Ringraziamo Maurizio Mazzetti per questo intervento che noi stessi avevamo sollecitato e che offre una lettura con punti di vista talvolta differenti rispetto a quelli dei tre precedenti articoli pubblicati ed anche argomenti ulteriori che riteniamo necessario considerare.

Sul sito della Società Nazionale Operatori della Prevenzione è comparso lo scorso 8 ottobre un articolo di Giovanni Falasca sulle percentuali di riconoscimento delle malattie professionali in Italia che intendo ora commentare, ma con alcune premesse. Le denunce di malattia professionale, come è noto, crescono numericamente in maniera inarrestabile almeno dall’inizio del millennio, in controtendenza a una progressiva diminuzione degli infortuni in occasione di lavoro (ma non di quelli in itinere, né di quelli mortali).
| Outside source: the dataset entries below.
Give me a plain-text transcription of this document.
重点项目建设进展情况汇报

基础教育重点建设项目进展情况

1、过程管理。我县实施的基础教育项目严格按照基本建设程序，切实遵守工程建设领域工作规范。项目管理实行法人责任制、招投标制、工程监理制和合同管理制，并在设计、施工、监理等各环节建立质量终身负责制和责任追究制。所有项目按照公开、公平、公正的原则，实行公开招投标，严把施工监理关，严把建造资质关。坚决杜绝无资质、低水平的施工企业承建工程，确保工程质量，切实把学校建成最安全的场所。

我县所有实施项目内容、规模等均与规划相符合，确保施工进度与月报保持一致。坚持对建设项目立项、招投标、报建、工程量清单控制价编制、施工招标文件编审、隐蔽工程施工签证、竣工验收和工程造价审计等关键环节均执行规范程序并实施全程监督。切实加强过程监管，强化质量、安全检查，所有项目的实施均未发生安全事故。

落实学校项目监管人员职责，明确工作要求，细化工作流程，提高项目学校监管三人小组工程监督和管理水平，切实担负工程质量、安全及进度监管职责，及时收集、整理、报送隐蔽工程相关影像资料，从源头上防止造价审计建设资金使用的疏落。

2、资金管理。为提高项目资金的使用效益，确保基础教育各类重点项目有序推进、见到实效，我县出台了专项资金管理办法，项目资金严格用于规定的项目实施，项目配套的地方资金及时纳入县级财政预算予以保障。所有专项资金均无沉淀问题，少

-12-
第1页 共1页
Ritengo che questo incremento dovrebbe essere oggetto di maggiore attenzione, poiché il fenomeno è insufficientemente studiato o quantomeno latitano le strategie per prevenirlo. Peraltro, quanto a tali strategie non si può però dimenticare che le malattie professionali – tabellate o meno – sono diverse per genesi, manifestazioni e gravità, e che ciascuna di esse meriterebbe analisi e interventi appositi; e osservo che ormai la stragrande maggioranza delle malattie professionali denunciate sono quelle cosiddette non tabellate (tant’è vero che la stessa INAIL nelle statistiche considera unitariamente tabellate e no). E ancora, vi sono malattie tabellate, come quelle da movimenti ripetuti e posture incongrue, ormai e non da oggi quelle relativamente più numerose, nelle quali l’istruttoria non può che svolgersi come se fossero non tabellate. E ricordo che in queste ultime, a rigor di legge, l’onere della prova sull’origine professionale ricade su chi denuncia. Nei fatti, l’INAIL applica invece quello che un giurista amministrativista definirebbe soccorso istruttorio, quando non va oltre, svolgendo essa stessa l’istruttoria per la quale denuncia e relativo certificato medico non sono sufficienti.
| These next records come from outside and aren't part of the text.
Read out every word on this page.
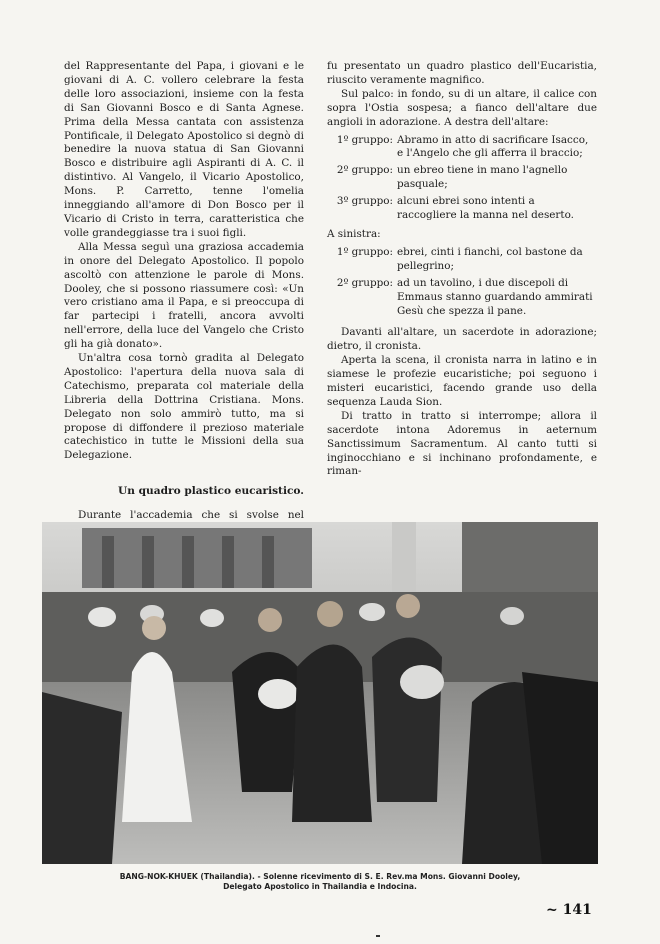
del Rappresentante del Papa, i giovani e le giovani di A. C. vollero celebrare la festa delle loro associazioni, insieme con la festa di San Giovanni Bosco e di Santa Agnese. Prima della Messa cantata con assistenza Pontificale, il Delegato Apostolico si degnò di benedire la nuova statua di San Giovanni Bosco e distribuire agli Aspiranti di A. C. il distintivo. Al Vangelo, il Vicario Apostolico, Mons. P. Carretto, tenne l'omelia inneggiando all'amore di Don Bosco per il Vicario di Cristo in terra, caratteristica che volle grandeggiasse tra i suoi figli.

Alla Messa seguì una graziosa accademia in onore del Delegato Apostolico. Il popolo ascoltò con attenzione le parole di Mons. Dooley, che si possono riassumere così: «Un vero cristiano ama il Papa, e si preoccupa di far partecipi i fratelli, ancora avvolti nell'errore, della luce del Vangelo che Cristo gli ha già donato».

Un'altra cosa tornò gradita al Delegato Apostolico: l'apertura della nuova sala di Catechismo, preparata col materiale della Libreria della Dottrina Cristiana. Mons. Delegato non solo ammirò tutto, ma si propose di diffondere il prezioso materiale catechistico in tutte le Missioni della sua Delegazione.

Un quadro plastico eucaristico.

Durante l'accademia che si svolse nel

fu presentato un quadro plastico dell'Eucaristia, riuscito veramente magnifico.

Sul palco: in fondo, su di un altare, il calice con sopra l'Ostia sospesa; a fianco dell'altare due angioli in adorazione. A destra dell'altare:

1º gruppo: Abramo in atto di sacrificare Isacco, e l'Angelo che gli afferra il braccio;
2º gruppo: un ebreo tiene in mano l'agnello pasquale;
3º gruppo: alcuni ebrei sono intenti a raccogliere la manna nel deserto.
A sinistra:
1º gruppo: ebrei, cinti i fianchi, col bastone da pellegrino;
2º gruppo: ad un tavolino, i due discepoli di Emmaus stanno guardando ammirati Gesù che spezza il pane.

Davanti all'altare, un sacerdote in adorazione; dietro, il cronista.

Aperta la scena, il cronista narra in latino e in siamese le profezie eucaristiche; poi seguono i misteri eucaristici, facendo grande uso della sequenza Lauda Sion.

Di tratto in tratto si interrompe; allora il sacerdote intona Adoremus in aeternum Sanctissimum Sacramentum. Al canto tutti si inginocchiano e si inchinano profondamente, e riman-

BANG-NOK-KHUEK (Thailandia). - Solenne ricevimento di S. E. Rev.ma Mons. Giovanni Dooley,
Delegato Apostolico in Thailandia e Indocina.
~ 141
Ora, l’articolo di Giovanni Falasca sottolinea una diminuzione della percentuale di riconoscimento nell’ultimo quinquennio; ritengo però che il fenomeno vada indagato meglio ed in ogni caso che le cause individuate (che siano condivisibili o meno, e che peraltro andrebbero relazionate a ogni tipo di malattia) restano le stesse nel tempo e non danno ragione della diminuzione. Per assurdo, potrebbe trattarsi semplicemente di una diminuzione di certi rischi non più presenti, terminata l’esposizione e decorso l’eventuale periodo di latenza.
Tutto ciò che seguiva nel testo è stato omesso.